Eine Kreuzbandverletzung stellt eine häufige orthopädische Verletzung dar und kann traumatisch im Rahmen vom Fußball, Skifahren oder nach sonstigen Verdrehtraumata auftreten. Oft können im Rahmen der Verletzung oder auch in der Phase danach andere Strukturen wie der Meniskus oder der Gelenkknorpel geschädigt werden und müssen dann gegebenenfalls im Rahmen der Operation mit versorgt werden. Aufgrund der anatomischen Gegebenheit können die Bänder nicht von selber heilen und die Ruptur führt häufig zu einem Gefühl der Instabilität.

Das Kreuzband kann zur Wiederherstellung der Biomechanik im Kniegelenk arthroskopisch rekonstruiert werden. Als Indikation zur Kreuzbandplastik sehen wir die subjektive und objektive Instabilität des Gelenkes. Weitere Einflussfaktoren sind die Motivation, die sportliche Betätigung und das Alter des Patienten.

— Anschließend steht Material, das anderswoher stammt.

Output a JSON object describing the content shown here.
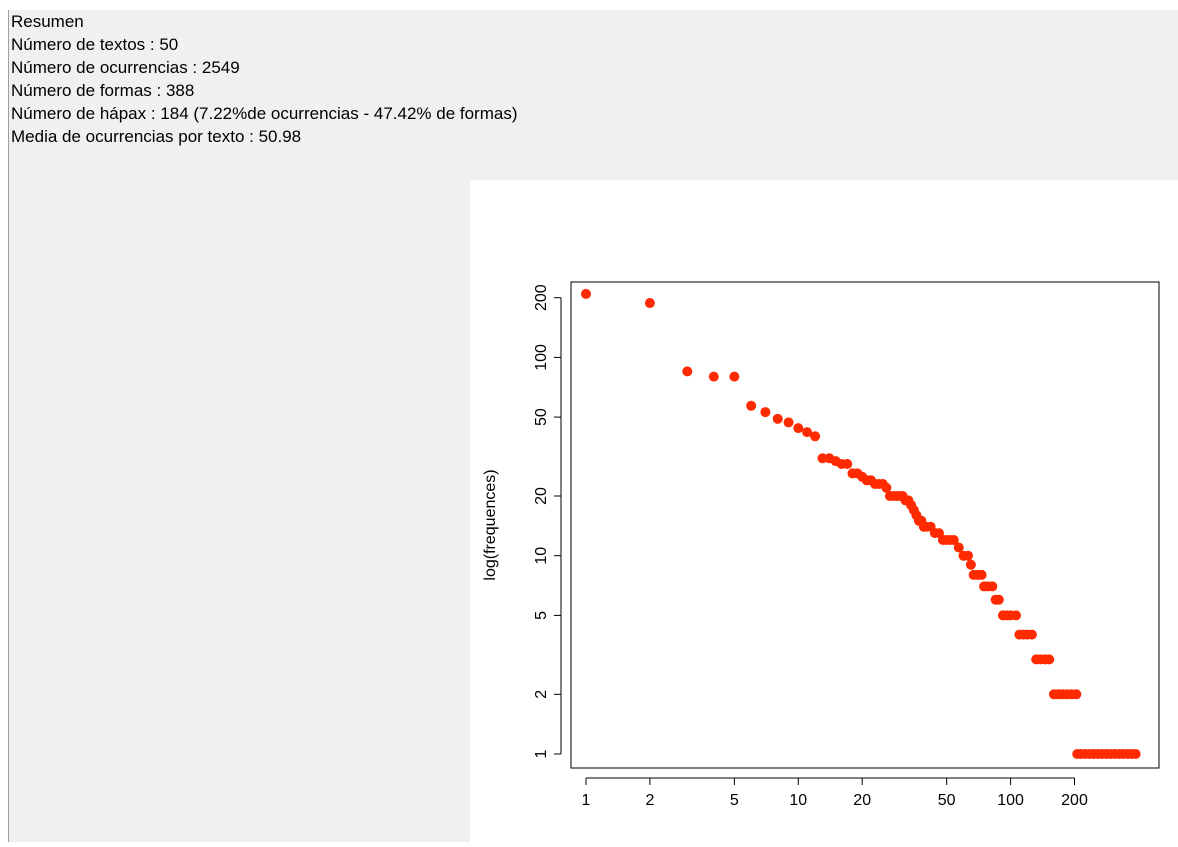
{
  "summary": {
    "title": "Resumen",
    "lines": [
      "Número de textos : 50",
      "Número de ocurrencias : 2549",
      "Número de formas : 388",
      "Número de hápax : 184 (7.22%de ocurrencias - 47.42% de formas)",
      "Media de ocurrencias por texto : 50.98"
    ]
  },
  "chart_data": {
    "type": "scatter",
    "title": "",
    "xlabel": "",
    "ylabel": "log(frequences)",
    "xscale": "log",
    "yscale": "log",
    "xlim": [
      0.85,
      500
    ],
    "ylim": [
      0.85,
      240
    ],
    "x_ticks": [
      1,
      2,
      5,
      10,
      20,
      50,
      100,
      200
    ],
    "y_ticks": [
      1,
      2,
      5,
      10,
      20,
      50,
      100,
      200
    ],
    "grid": false,
    "point_color": "#ff2a00",
    "series": [
      {
        "points": [
          [
            1,
            209
          ],
          [
            2,
            188
          ],
          [
            3,
            85
          ],
          [
            4,
            80
          ],
          [
            5,
            80
          ],
          [
            6,
            57
          ],
          [
            7,
            53
          ],
          [
            8,
            49
          ],
          [
            9,
            47
          ],
          [
            10,
            44
          ],
          [
            11,
            42
          ],
          [
            12,
            40
          ],
          [
            13,
            31
          ],
          [
            14,
            31
          ],
          [
            15,
            30
          ],
          [
            16,
            29
          ],
          [
            17,
            29
          ],
          [
            18,
            26
          ],
          [
            19,
            26
          ],
          [
            20,
            25
          ],
          [
            21,
            24
          ],
          [
            22,
            24
          ],
          [
            23,
            23
          ],
          [
            24,
            23
          ],
          [
            25,
            23
          ],
          [
            26,
            22
          ],
          [
            27,
            20
          ],
          [
            28,
            20
          ],
          [
            29,
            20
          ],
          [
            30,
            20
          ],
          [
            31,
            20
          ],
          [
            32,
            19
          ],
          [
            33,
            19
          ],
          [
            34,
            18
          ],
          [
            35,
            17
          ],
          [
            36,
            16
          ],
          [
            37,
            15
          ],
          [
            38,
            15
          ],
          [
            39,
            14
          ],
          [
            40,
            14
          ],
          [
            42,
            14
          ],
          [
            44,
            13
          ],
          [
            46,
            13
          ],
          [
            48,
            12
          ],
          [
            50,
            12
          ],
          [
            52,
            12
          ],
          [
            54,
            12
          ],
          [
            57,
            11
          ],
          [
            60,
            10
          ],
          [
            63,
            10
          ],
          [
            65,
            9
          ],
          [
            67,
            8
          ],
          [
            70,
            8
          ],
          [
            73,
            8
          ],
          [
            75,
            7
          ],
          [
            78,
            7
          ],
          [
            82,
            7
          ],
          [
            85,
            6
          ],
          [
            88,
            6
          ],
          [
            92,
            5
          ],
          [
            96,
            5
          ],
          [
            100,
            5
          ],
          [
            106,
            5
          ],
          [
            110,
            4
          ],
          [
            115,
            4
          ],
          [
            120,
            4
          ],
          [
            126,
            4
          ],
          [
            132,
            3
          ],
          [
            138,
            3
          ],
          [
            145,
            3
          ],
          [
            152,
            3
          ],
          [
            160,
            2
          ],
          [
            168,
            2
          ],
          [
            176,
            2
          ],
          [
            185,
            2
          ],
          [
            194,
            2
          ],
          [
            204,
            2
          ],
          [
            206,
            1
          ],
          [
            214,
            1
          ],
          [
            224,
            1
          ],
          [
            235,
            1
          ],
          [
            246,
            1
          ],
          [
            258,
            1
          ],
          [
            270,
            1
          ],
          [
            283,
            1
          ],
          [
            296,
            1
          ],
          [
            310,
            1
          ],
          [
            325,
            1
          ],
          [
            340,
            1
          ],
          [
            356,
            1
          ],
          [
            372,
            1
          ],
          [
            388,
            1
          ]
        ]
      }
    ]
  }
}
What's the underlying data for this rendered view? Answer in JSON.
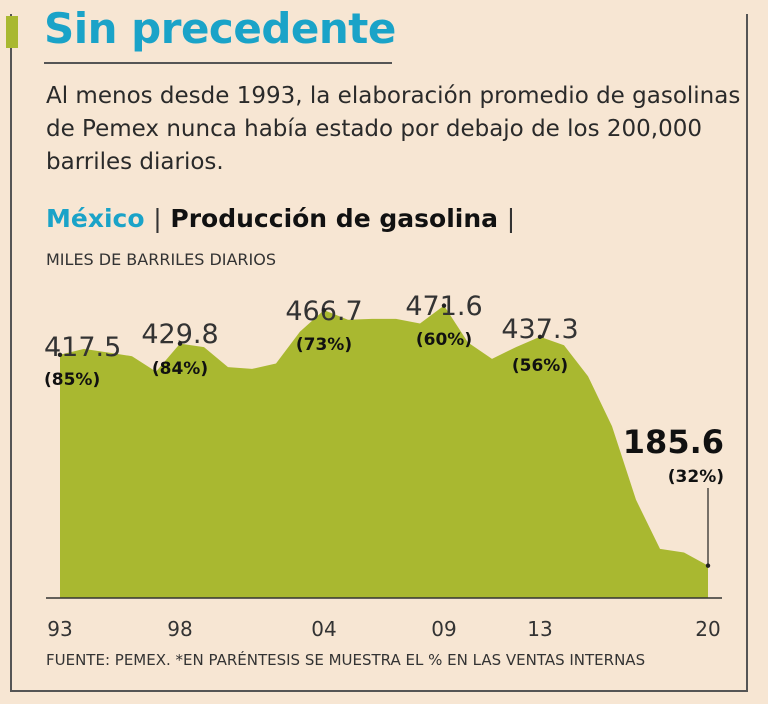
{
  "header": {
    "title": "Sin precedente",
    "intro": "Al menos desde 1993, la elaboración promedio de gasolinas de Pemex nunca había estado por debajo de los 200,000 barriles diarios.",
    "chart_country": "México",
    "chart_separator": "|",
    "chart_title": "Producción de gasolina",
    "unit_label": "MILES DE BARRILES DIARIOS"
  },
  "footer": {
    "source": "FUENTE: PEMEX. *EN PARÉNTESIS SE MUESTRA EL % EN LAS VENTAS INTERNAS"
  },
  "colors": {
    "area_fill": "#a9b830",
    "accent": "#1aa3c8",
    "background": "#f7e6d3"
  },
  "chart_data": {
    "type": "area",
    "title": "Producción de gasolina",
    "ylabel": "MILES DE BARRILES DIARIOS",
    "x": [
      1993,
      1994,
      1995,
      1996,
      1997,
      1998,
      1999,
      2000,
      2001,
      2002,
      2003,
      2004,
      2005,
      2006,
      2007,
      2008,
      2009,
      2010,
      2011,
      2012,
      2013,
      2014,
      2015,
      2016,
      2017,
      2018,
      2019,
      2020
    ],
    "values": [
      417.5,
      424,
      420,
      416,
      399,
      429.8,
      426,
      404,
      402,
      408,
      443,
      466.7,
      456,
      457,
      457,
      452,
      471.6,
      431,
      413,
      426,
      437.3,
      428,
      394,
      339,
      258,
      204,
      200,
      185.6
    ],
    "xtick_labels": [
      {
        "x": 1993,
        "label": "93"
      },
      {
        "x": 1998,
        "label": "98"
      },
      {
        "x": 2004,
        "label": "04"
      },
      {
        "x": 2009,
        "label": "09"
      },
      {
        "x": 2013,
        "label": "13"
      },
      {
        "x": 2020,
        "label": "20"
      }
    ],
    "annotations": [
      {
        "x": 1993,
        "value": "417.5",
        "pct": "(85%)"
      },
      {
        "x": 1998,
        "value": "429.8",
        "pct": "(84%)"
      },
      {
        "x": 2004,
        "value": "466.7",
        "pct": "(73%)"
      },
      {
        "x": 2009,
        "value": "471.6",
        "pct": "(60%)"
      },
      {
        "x": 2013,
        "value": "437.3",
        "pct": "(56%)"
      },
      {
        "x": 2020,
        "value": "185.6",
        "pct": "(32%)",
        "highlight": true
      }
    ],
    "xlim": [
      1993,
      2020
    ],
    "ylim": [
      150,
      480
    ],
    "grid": false,
    "legend": "none"
  }
}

Das Kreuzband kann mittels verschiedener Sehnen ersetzt werden:

  • Hamstring-Sehnen (Semitendinosus-, Gracilissehne)
  • Patellasehne
  • Quadrizepssehne

In der Regel ist für 4-6 Wochen eine Orthese zu tragen, eine Entlastung an Unterarm-Gehstützen ist für 4 Wochen notwendig. Im Normalfall folgt einer hinteren Kreuzbandrekonstruktion ein strenges und längeres Nachbehandlungsschema. Hierzu ist eine Orthesenbehandlung über 3 Monate erforderlich. Im Verlauf ist – falls möglich – 10-12 Wochen nach der Operation eine stationäre Rehabilitationsmaßnahme für 2-3 Wochen sinnvoll.